Performance optimizations often involve trade-offs with cost, complexity, or consistency. The agent explicitly notes these trade-offs for every recommendation. For example, enabling DAX for DynamoDB adds cost and operational overhead — the agent will estimate the latency benefit alongside the cost increase so you can make an informed decision.
Common trade-offs the agent surfaces:
OptimizationPerformance GainTrade-off
Caching (ElastiCache/DAX)Lower read latencyAdded cost, eventual consistency, cache invalidation complexity
Async processing (SQS)Higher write throughputIncreased latency for consumers, eventual consistency
Provisioned concurrencyEliminated Lambda cold startsHigher Lambda cost (charged even when idle)

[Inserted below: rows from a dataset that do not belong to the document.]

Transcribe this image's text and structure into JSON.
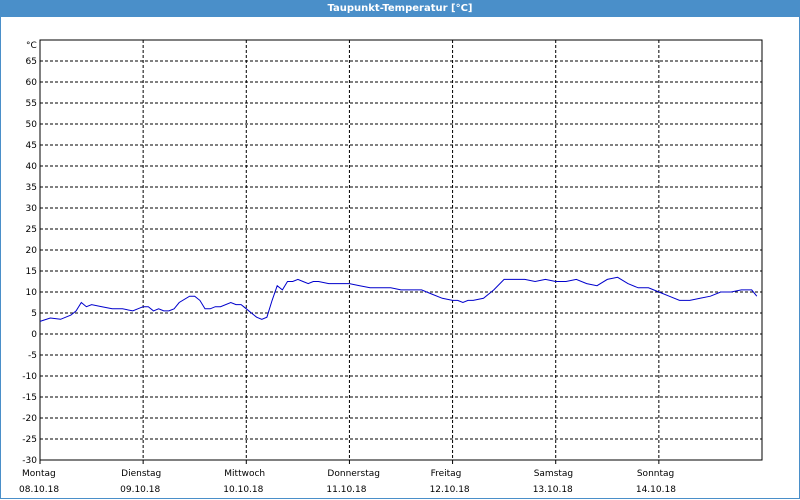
{
  "window": {
    "title": "Taupunkt-Temperatur [°C]"
  },
  "colors": {
    "title_bar": "#4a8fc9",
    "line": "#0000cc",
    "grid": "#000000",
    "background": "#ffffff"
  },
  "chart_data": {
    "type": "line",
    "title": "Taupunkt-Temperatur [°C]",
    "ylabel": "°C",
    "ylim": [
      -30,
      70
    ],
    "yticks": [
      65,
      60,
      55,
      50,
      45,
      40,
      35,
      30,
      25,
      20,
      15,
      10,
      5,
      0,
      -5,
      -10,
      -15,
      -20,
      -25,
      -30
    ],
    "xlim": [
      0,
      7
    ],
    "x_unit": "days",
    "grid": true,
    "grid_style": "dashed",
    "day_labels": [
      {
        "weekday": "Montag",
        "date": "08.10.18"
      },
      {
        "weekday": "Dienstag",
        "date": "09.10.18"
      },
      {
        "weekday": "Mittwoch",
        "date": "10.10.18"
      },
      {
        "weekday": "Donnerstag",
        "date": "11.10.18"
      },
      {
        "weekday": "Freitag",
        "date": "12.10.18"
      },
      {
        "weekday": "Samstag",
        "date": "13.10.18"
      },
      {
        "weekday": "Sonntag",
        "date": "14.10.18"
      }
    ],
    "series": [
      {
        "x": [
          0,
          0.1,
          0.2,
          0.3,
          0.35,
          0.4,
          0.45,
          0.5,
          0.6,
          0.7,
          0.8,
          0.9,
          1.0,
          1.05,
          1.1,
          1.15,
          1.2,
          1.25,
          1.3,
          1.35,
          1.45,
          1.5,
          1.55,
          1.6,
          1.65,
          1.7,
          1.75,
          1.85,
          1.9,
          1.95,
          2.0,
          2.05,
          2.1,
          2.15,
          2.2,
          2.25,
          2.3,
          2.35,
          2.4,
          2.45,
          2.5,
          2.55,
          2.6,
          2.65,
          2.7,
          2.8,
          2.9,
          3.0,
          3.1,
          3.2,
          3.3,
          3.4,
          3.5,
          3.6,
          3.7,
          3.8,
          3.9,
          4.0,
          4.05,
          4.1,
          4.15,
          4.2,
          4.3,
          4.4,
          4.5,
          4.6,
          4.7,
          4.8,
          4.9,
          5.0,
          5.1,
          5.2,
          5.3,
          5.4,
          5.5,
          5.6,
          5.7,
          5.8,
          5.9,
          6.0,
          6.1,
          6.2,
          6.3,
          6.4,
          6.5,
          6.6,
          6.7,
          6.8,
          6.9,
          6.95
        ],
        "y": [
          3,
          3.8,
          3.5,
          4.5,
          5.5,
          7.5,
          6.5,
          7,
          6.5,
          6,
          6,
          5.5,
          6.5,
          6.5,
          5.5,
          6,
          5.5,
          5.5,
          6,
          7.5,
          9,
          9,
          8,
          6,
          6,
          6.5,
          6.5,
          7.5,
          7,
          7,
          6,
          5,
          4,
          3.5,
          4,
          8,
          11.5,
          10.5,
          12.5,
          12.5,
          13,
          12.5,
          12,
          12.5,
          12.5,
          12,
          12,
          12,
          11.5,
          11,
          11,
          11,
          10.5,
          10.5,
          10.5,
          9.5,
          8.5,
          8,
          8,
          7.5,
          8,
          8,
          8.5,
          10.5,
          13,
          13,
          13,
          12.5,
          13,
          12.5,
          12.5,
          13,
          12,
          11.5,
          13,
          13.5,
          12,
          11,
          11,
          10,
          9,
          8,
          8,
          8.5,
          9,
          10,
          10,
          10.5,
          10.5,
          9
        ]
      }
    ]
  }
}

Read replicasDistributed read loadReplication lag, additional cost
gp3 over gp2 EBSSame or better IOPS baselineMinimal — gp3 is also cheaper

Benchmark Results

Evaluated with Claude Opus 4.8, 16K output tokens, paired comparison (same prompt with and without skill):
BaselineWith SkillDelta
90%100%+10%
The skill brings a strong baseline model to 100% on behavioral assertions covering resource selection analysis, caching coverage, scaling configuration depth, and estimated performance improvements.